I can relate to some of these sentiments, but my problem with Ello was not really with the network itself or how it's set up (again, maybe I'm crazy, but I actually love it), but with the lack of interaction. Whenever I post there, I feel like I'm talking to myself. There is no sense of community, at all. None. Somebody might respond to a post after a few weeks, if at all.

The thing is, unlike Facebook, Ello demands time. If you have something meaningful to convey, you actually have to write. There are no 'like' buttons that have made us all incredibly mentally lazy on Facebook (nor the Tumblr hearts or the Twitter stars). If you do like somebody's post, Ello elicits explanation, it prompts you to be active and actually write as a simple click won't do. I find it fantastic that at the time of FB someone had the audacity to launch a social network that goes counter to the sort of networking that doesn't necessarily involve any thinking process at all.
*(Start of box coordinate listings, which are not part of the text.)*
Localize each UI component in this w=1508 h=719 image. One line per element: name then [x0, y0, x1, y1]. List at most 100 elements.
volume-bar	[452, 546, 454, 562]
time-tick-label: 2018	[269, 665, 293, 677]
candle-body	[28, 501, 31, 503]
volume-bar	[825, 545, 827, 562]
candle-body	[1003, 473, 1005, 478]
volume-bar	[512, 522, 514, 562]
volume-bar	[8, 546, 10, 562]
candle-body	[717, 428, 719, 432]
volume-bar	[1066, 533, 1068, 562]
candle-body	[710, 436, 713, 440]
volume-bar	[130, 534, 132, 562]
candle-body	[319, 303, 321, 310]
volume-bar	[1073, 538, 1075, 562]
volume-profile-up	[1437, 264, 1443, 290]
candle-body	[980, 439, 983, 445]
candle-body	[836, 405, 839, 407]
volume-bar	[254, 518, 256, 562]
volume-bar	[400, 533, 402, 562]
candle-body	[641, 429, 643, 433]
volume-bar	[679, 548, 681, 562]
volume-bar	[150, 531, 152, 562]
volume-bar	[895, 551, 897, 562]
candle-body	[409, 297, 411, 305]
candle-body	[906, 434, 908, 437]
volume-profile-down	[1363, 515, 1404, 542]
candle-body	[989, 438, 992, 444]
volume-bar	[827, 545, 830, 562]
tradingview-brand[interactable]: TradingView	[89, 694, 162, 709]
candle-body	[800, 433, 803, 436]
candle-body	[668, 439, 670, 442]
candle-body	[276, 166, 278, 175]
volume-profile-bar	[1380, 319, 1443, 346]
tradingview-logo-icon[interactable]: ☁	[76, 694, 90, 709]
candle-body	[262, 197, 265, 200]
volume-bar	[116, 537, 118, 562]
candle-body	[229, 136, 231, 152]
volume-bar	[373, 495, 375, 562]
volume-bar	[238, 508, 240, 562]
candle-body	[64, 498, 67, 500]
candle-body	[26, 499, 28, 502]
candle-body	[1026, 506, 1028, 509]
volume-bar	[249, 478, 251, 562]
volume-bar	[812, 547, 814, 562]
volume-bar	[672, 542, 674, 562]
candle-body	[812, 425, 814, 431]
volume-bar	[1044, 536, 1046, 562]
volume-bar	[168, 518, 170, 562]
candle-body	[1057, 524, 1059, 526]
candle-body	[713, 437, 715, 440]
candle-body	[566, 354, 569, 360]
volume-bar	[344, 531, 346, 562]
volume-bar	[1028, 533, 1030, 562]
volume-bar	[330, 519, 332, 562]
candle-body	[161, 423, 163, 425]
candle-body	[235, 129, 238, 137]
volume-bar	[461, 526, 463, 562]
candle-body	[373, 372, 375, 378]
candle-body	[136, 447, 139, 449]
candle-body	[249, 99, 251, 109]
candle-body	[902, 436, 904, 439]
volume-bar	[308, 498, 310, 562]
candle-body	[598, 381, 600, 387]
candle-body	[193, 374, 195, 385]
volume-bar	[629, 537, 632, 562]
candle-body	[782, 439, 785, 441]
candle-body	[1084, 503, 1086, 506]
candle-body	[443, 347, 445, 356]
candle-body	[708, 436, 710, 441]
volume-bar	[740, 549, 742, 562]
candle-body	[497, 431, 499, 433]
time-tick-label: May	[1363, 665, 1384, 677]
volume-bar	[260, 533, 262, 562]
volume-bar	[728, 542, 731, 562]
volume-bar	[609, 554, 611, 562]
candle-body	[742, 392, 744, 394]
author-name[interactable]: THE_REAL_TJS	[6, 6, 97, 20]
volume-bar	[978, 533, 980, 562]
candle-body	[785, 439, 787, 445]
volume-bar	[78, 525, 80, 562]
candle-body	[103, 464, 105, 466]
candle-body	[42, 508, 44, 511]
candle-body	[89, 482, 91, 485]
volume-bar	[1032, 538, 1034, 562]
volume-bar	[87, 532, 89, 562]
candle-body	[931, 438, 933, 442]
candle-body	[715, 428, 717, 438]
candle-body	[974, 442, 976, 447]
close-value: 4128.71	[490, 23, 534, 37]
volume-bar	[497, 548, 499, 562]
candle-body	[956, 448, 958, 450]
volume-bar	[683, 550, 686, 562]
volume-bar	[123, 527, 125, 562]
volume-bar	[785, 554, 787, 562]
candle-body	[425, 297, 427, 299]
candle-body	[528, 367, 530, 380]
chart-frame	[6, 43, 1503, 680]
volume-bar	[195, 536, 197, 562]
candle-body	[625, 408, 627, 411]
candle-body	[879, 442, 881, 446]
But can it work?

Here are just a few things one can do on Ello, though, so that it doesn't seem like it's a useless network with absolutely no features at all. (1) The account is extremely easy to set up, you can open it anonymously, there is no name policy and no danger of getting kicked out because you're, say, an SL avatar. (2) Obviously, you can post messages or images, with no word limit; the same goes for comments. (3) Search function has greatly improved and it's quite precise now. (4) Notifications are still a bit rough, but they added new functions and it's much easier to keep track of things - a pet peeve for a lot of early users, as notifications really didn't work well. (5) You get to choose whether your profile is public or accessible only to Ello users. (6) There is now a share option, which originally wasn't there.

Notifications are now readily available and clearly listed.
What I find missing are private messages. I think Ello's intent is to have a network that works transparently, with everything people post out there in the open, hence no PMs. And also, Ello strikes me as highly individualistic, hence no groups (although I suspect the reason for that could also be of technical nature).

I'm not sure if there's future for Ello. As far as the SL community is concerned, it looks pretty dead right now. I guess it's impossible for it to compete with FB or G+ without features such as groups, private messages or the ubiquitous likes and pluses. However, I believe there has to be a place on the market for such a network. I have to believe that for all the folks out there who resent commercialism behind social networks (Ello remains ad-free), who love to express their views in a way more meaningful than a simple click and who share the values listed in the Manifesto. So, fingers crossed. For what it matters, I won't say good bye to it just yet.